How I Got Here

I exited the same highway, but in a different state, in a different city, mirroring a different corner of the country, and found an empty parking spot suspiciously close to the venue.

Suspicious, because the first time I saw him two decades ago on a cold, dumping rain night on 5th Street in Seattle, I’d been grateful to find a street parking spot sprinting distance from the theatre.

He’d walked onstage that drenched Pacific Northwest evening and played the songs that inspired me to be a songwriter, songs emblazoned on one of my favorite albums, songs that had found their tribe. I’d left the theatre, all 25 years of me, got back on the highway, and started down a twenty year stretch of road paved and repaved by that wet, magical evening on 5th Street.

Maybe I could find my own place to stand and sing.

Maybe he was showing me how to get there.

I never really thought I’d meet him, or write songs with him, or go on tour with him, or call him a good friend.

Or that I’d never hear from him again.

We had some great times.

Golden.

I’d reached out to him over the last several years, but had been confused by the unreturned calls, the unanswered texts, the unacknowledged emails. I knew he was still breathing, because I’d seen his name every so often on venue marquees in my hometown.

I’d drive by those marquees and replay movie scenes in my mind, trying to stop the frame on the moment our friendship derailed, but all I could find was laughter and music.

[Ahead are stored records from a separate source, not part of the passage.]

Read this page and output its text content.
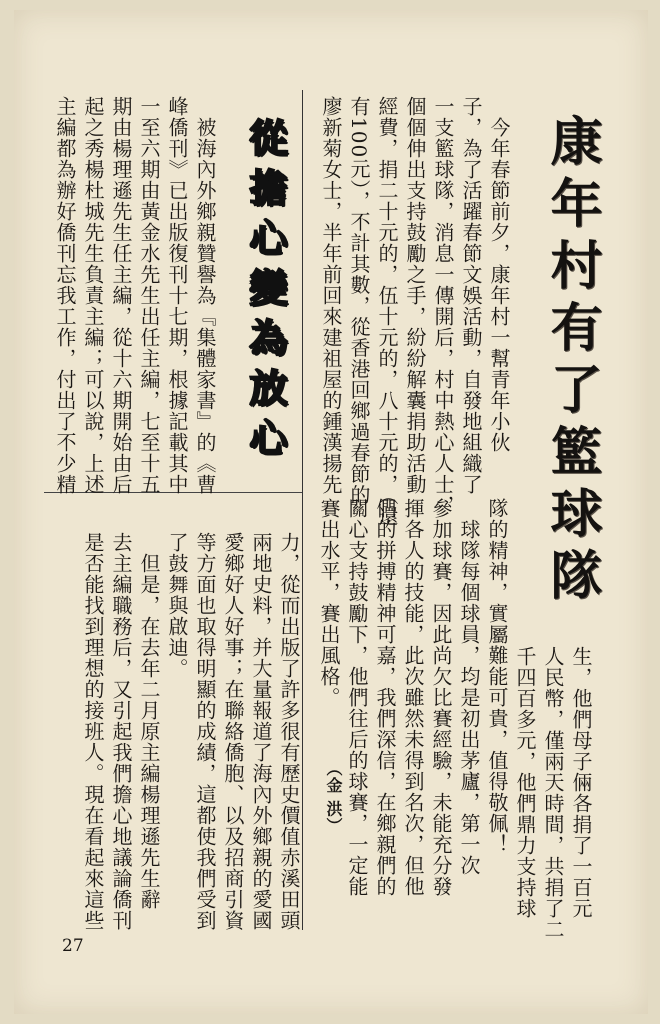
康年村有了籃球隊

　今年春節前夕，康年村一幫青年小伙

子，為了活躍春節文娛活動，自發地組織了

一支籃球隊，消息一傳開后，村中熱心人士，

個個伸出支持鼓勵之手，紛紛解囊捐助活動

經費，捐二十元的，伍十元的，八十元的，（還

有100元），不計其數，從香港回鄉過春節的

廖新菊女士，半年前回來建祖屋的鍾漢揚先

生，他們母子倆各捐了一百元

人民幣，僅兩天時間，共捐了二

千四百多元，他們鼎力支持球

隊的精神，實屬難能可貴，值得敬佩！

　球隊每個球員，均是初出茅廬，第一次

參加球賽，因此尚欠比賽經驗，未能充分發

揮各人的技能，此次雖然未得到名次，但他

們的拼搏精神可嘉，我們深信，在鄉親們的

關心支持鼓勵下，他們往后的球賽，一定能

賽出水平，賽出風格。

（金 洪）

從擔心變為放心

　被海內外鄉親贊譽為『集體家書』的《曹

峰僑刊》已出版復刊十七期，根據記載其中

一至六期由黃金水先生出任主編，七至十五

期由楊理遜先生任主編，從十六期開始由后

起之秀楊杜城先生負責主編；可以說，上述

主編都為辦好僑刊忘我工作，付出了不少精

力，從而出版了許多很有歷史價值赤溪田頭

兩地史料，并大量報道了海內外鄉親的愛國

愛鄉好人好事；在聯絡僑胞、以及招商引資

等方面也取得明顯的成績，這都使我們受到

了鼓舞與啟迪。

　但是，在去年二月原主編楊理遜先生辭

去主編職務后，又引起我們擔心地議論僑刊

是否能找到理想的接班人。現在看起來這些

27
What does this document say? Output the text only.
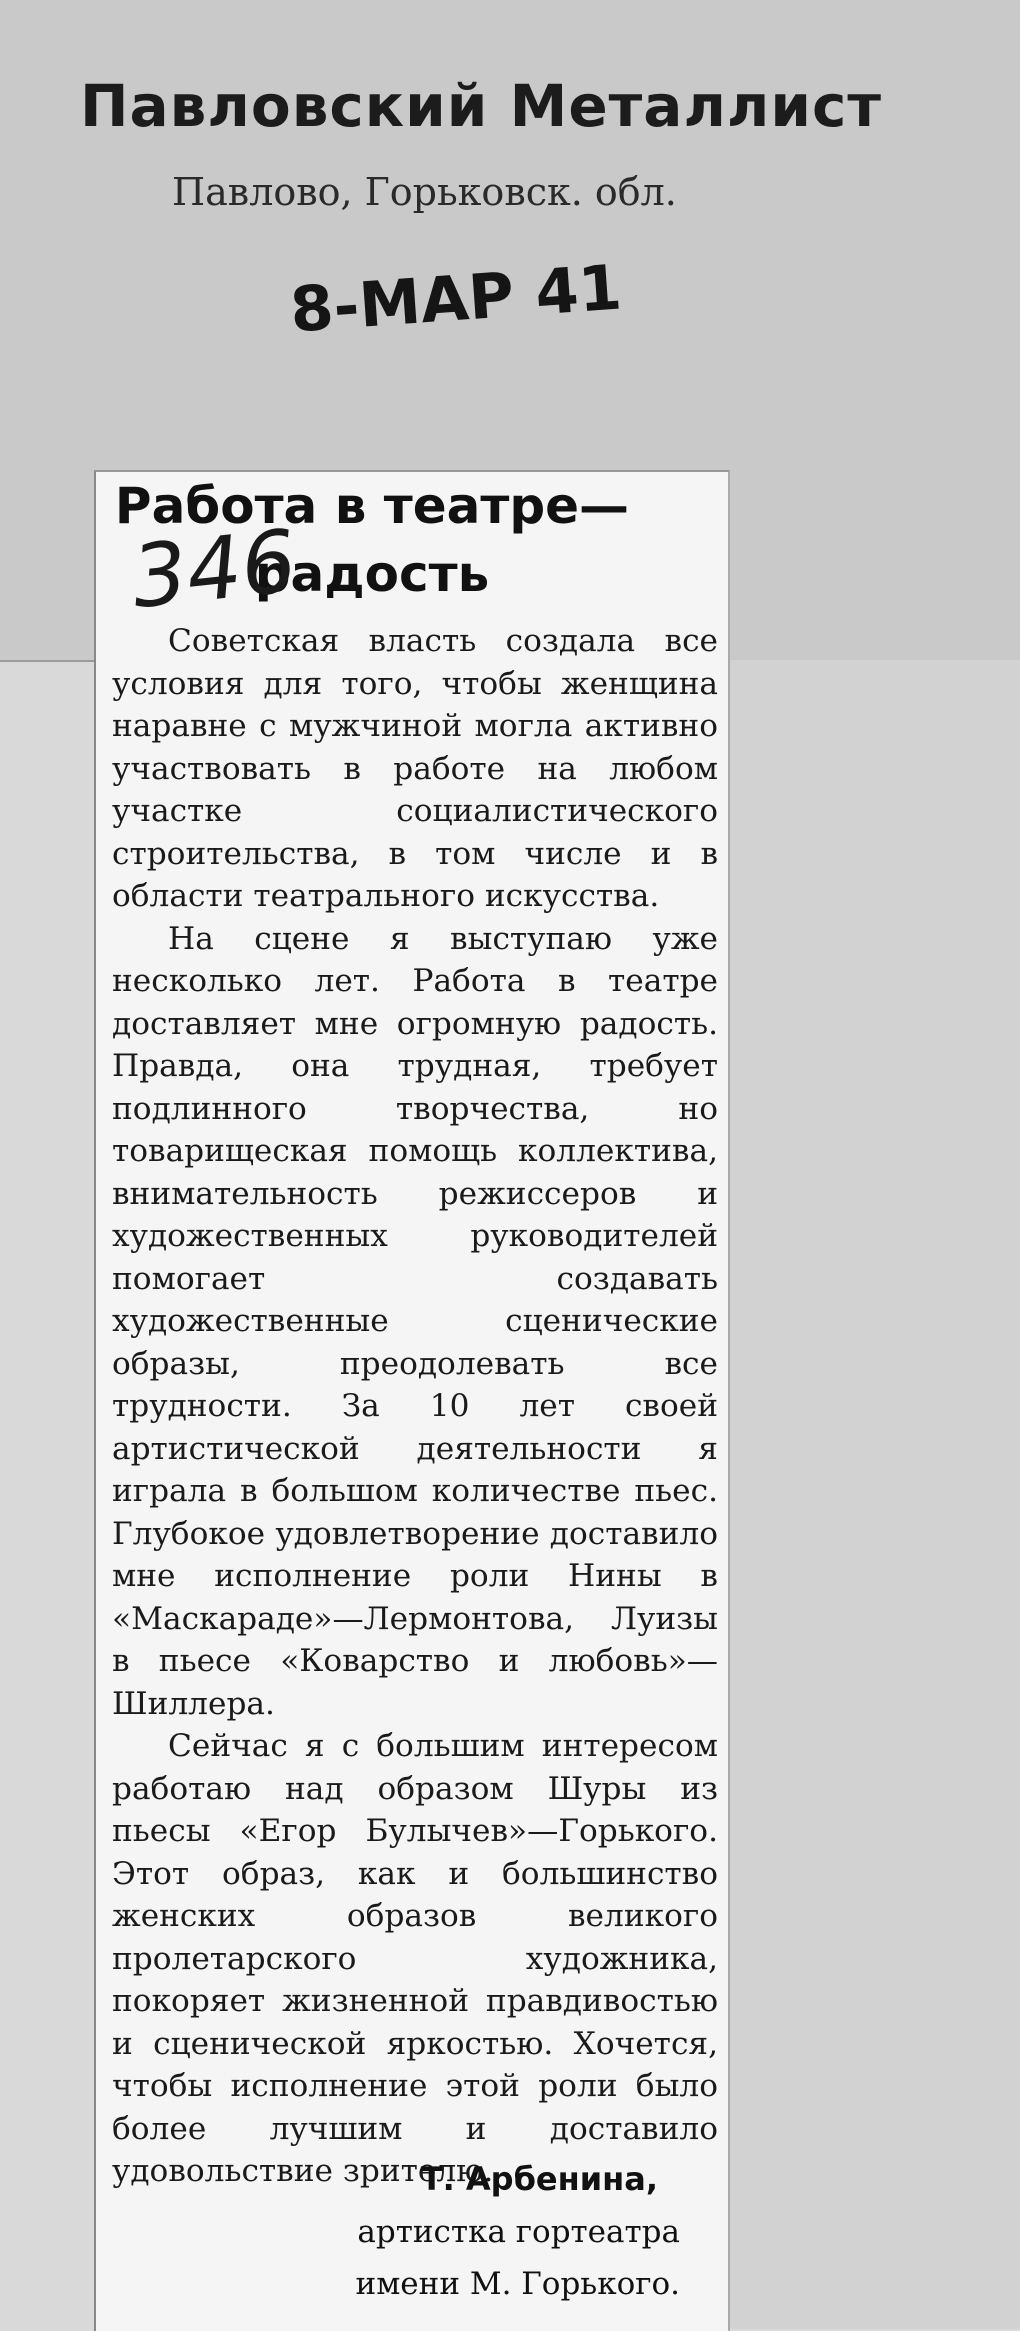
Павловский Металлист
Павлово, Горьковск. обл.
8-МАР 41
Работа в театре—
радость
346

Советская власть создала все условия для того, чтобы женщина наравне с мужчиной могла активно участвовать в работе на любом участке социалистического строительства, в том числе и в области театрального искусства.

На сцене я выступаю уже несколько лет. Работа в театре доставляет мне огромную радость. Правда, она трудная, требует подлинного творчества, но товарищеская помощь коллектива, внимательность режиссеров и художественных руководителей помогает создавать художественные сценические образы, преодолевать все трудности. За 10 лет своей артистической деятельности я играла в большом количестве пьес. Глубокое удовлетворение доставило мне исполнение роли Нины в «Маскараде»—Лермонтова, Луизы в пьесе «Коварство и любовь»—Шиллера.

Сейчас я с большим интересом работаю над образом Шуры из пьесы «Егор Булычев»—Горького. Этот образ, как и большинство женских образов великого пролетарского художника, покоряет жизненной правдивостью и сценической яркостью. Хочется, чтобы исполнение этой роли было более лучшим и доставило удовольствие зрителю.

Т. Арбенина,
артистка гортеатра
имени М. Горького.
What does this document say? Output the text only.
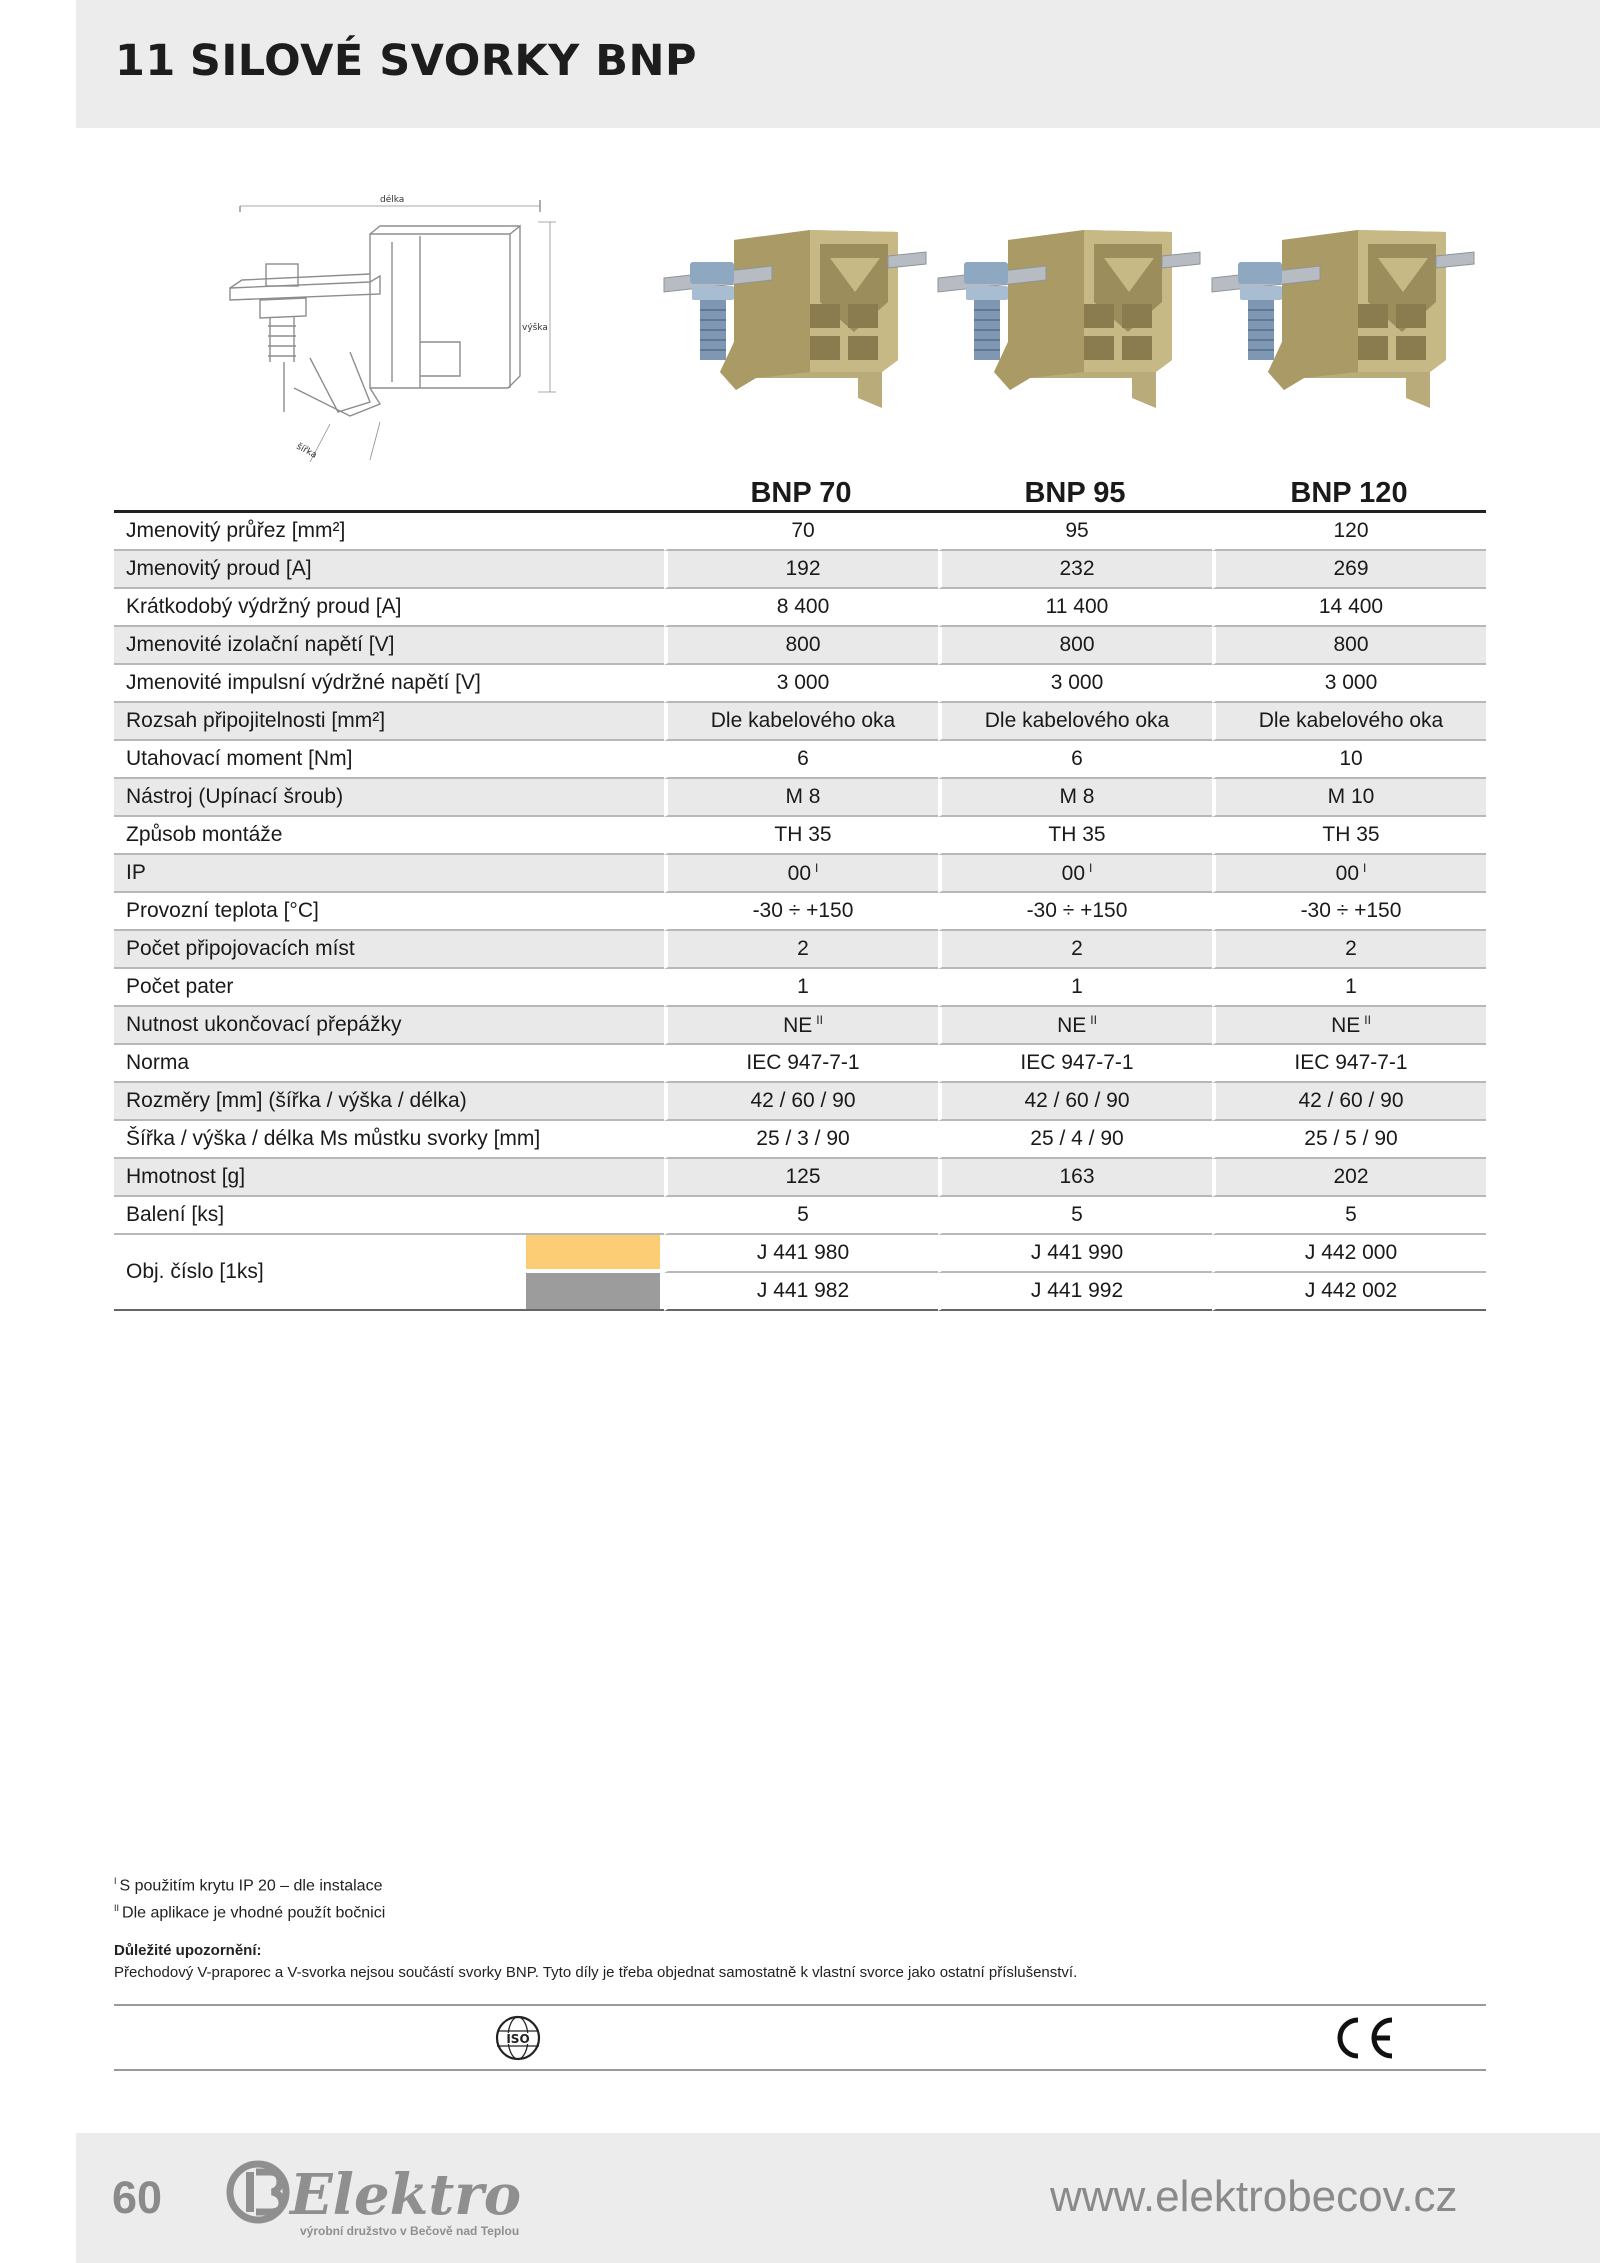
11 SILOVÉ SVORKY BNP
délka
výška
šířka
	BNP 70	BNP 95	BNP 120
Jmenovitý průřez [mm²]	70	95	120
Jmenovitý proud [A]	192	232	269
Krátkodobý výdržný proud [A]	8 400	11 400	14 400
Jmenovité izolační napětí [V]	800	800	800
Jmenovité impulsní výdržné napětí [V]	3 000	3 000	3 000
Rozsah připojitelnosti [mm²]	Dle kabelového oka	Dle kabelového oka	Dle kabelového oka
Utahovací moment [Nm]	6	6	10
Nástroj (Upínací šroub)	M 8	M 8	M 10
Způsob montáže	TH 35	TH 35	TH 35
IP	00 $^I$	00 $^I$	00 $^I$
Provozní teplota [°C]	-30 ÷ +150	-30 ÷ +150	-30 ÷ +150
Počet připojovacích míst	2	2	2
Počet pater	1	1	1
Nutnost ukončovací přepážky	NE $^{II}$	NE $^{II}$	NE $^{II}$
Norma	IEC 947-7-1	IEC 947-7-1	IEC 947-7-1
Rozměry [mm] (šířka / výška / délka)	42 / 60 / 90	42 / 60 / 90	42 / 60 / 90
Šířka / výška / délka Ms můstku svorky [mm]	25 / 3 / 90	25 / 4 / 90	25 / 5 / 90
Hmotnost [g]	125	163	202
Balení [ks]	5	5	5

Obj. číslo [1ks]	J 441 980	J 441 990	J 442 000
	J 441 982	J 441 992	J 442 002
$^I$ S použitím krytu IP 20 – dle instalace
$^{II}$ Dle aplikace je vhodné použít bočnici
Důležité upozornění:
Přechodový V-praporec a V-svorka nejsou součástí svorky BNP. Tyto díly je třeba objednat samostatně k vlastní svorce jako ostatní příslušenství.
ISO
60 Elektro
výrobní družstvo v Bečově nad Teplou
www.elektrobecov.cz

Something must have gone wrong between us, something I couldn’t place.

So I was surprised yesterday when I got a text from his guitar player. I’d had a great time hanging out with this guy when they’d stayed at my house years ago. They happened to be in town last night for the final performance of their tour, celebrating 20 years since the release of the album that changed everything for them.

And me.

I also happened to be in town last night, before leaving this morning to head back to Idaho.

A backstage pass was waiting for me at the box office, and a few seconds after I pushed open the door, I heard a deep, gravely voice boom one of the inside-joke phrases born during our maiden tour together.

And there he was.

He asked me to step outside with him while he had a cigarette, and in the soft summer air settling under the incandescent bulb of the service entry, he started talking.

Within a few sentences, he’d already returned every unreturned call, acknowledged every unacknowledged text, and answered every unanswered email.

We are inherently the center of our own universes, even in times of absolute service and empathy. We see with our own eyes, we breathe with our our own lungs, we feel with our own heart.

And so we assume that our experience with the world is always about us.

It’s not.

He walked onstage last night and played the songs that inspired me to be a songwriter, songs emblazoned on one of my favorite albums, songs that had found their tribe. I left the theatre, pulled out of the parking spot suspiciously close to the venue, and looked in my rear view mirror at the twenty year stretch of road paved and repaved by a wet, magical evening on 5th Street.

He’d helped me find my own place to stand and sing.

That’s how I got here.

And I got back on the same highway, but in a different state, in a different city mirroring a different corner of the country, heading toward a mysterious future where everything and nothing will have changed, just like nothing and everything has changed since I first saw him two decades ago on a cold, dumping rain night in Seattle.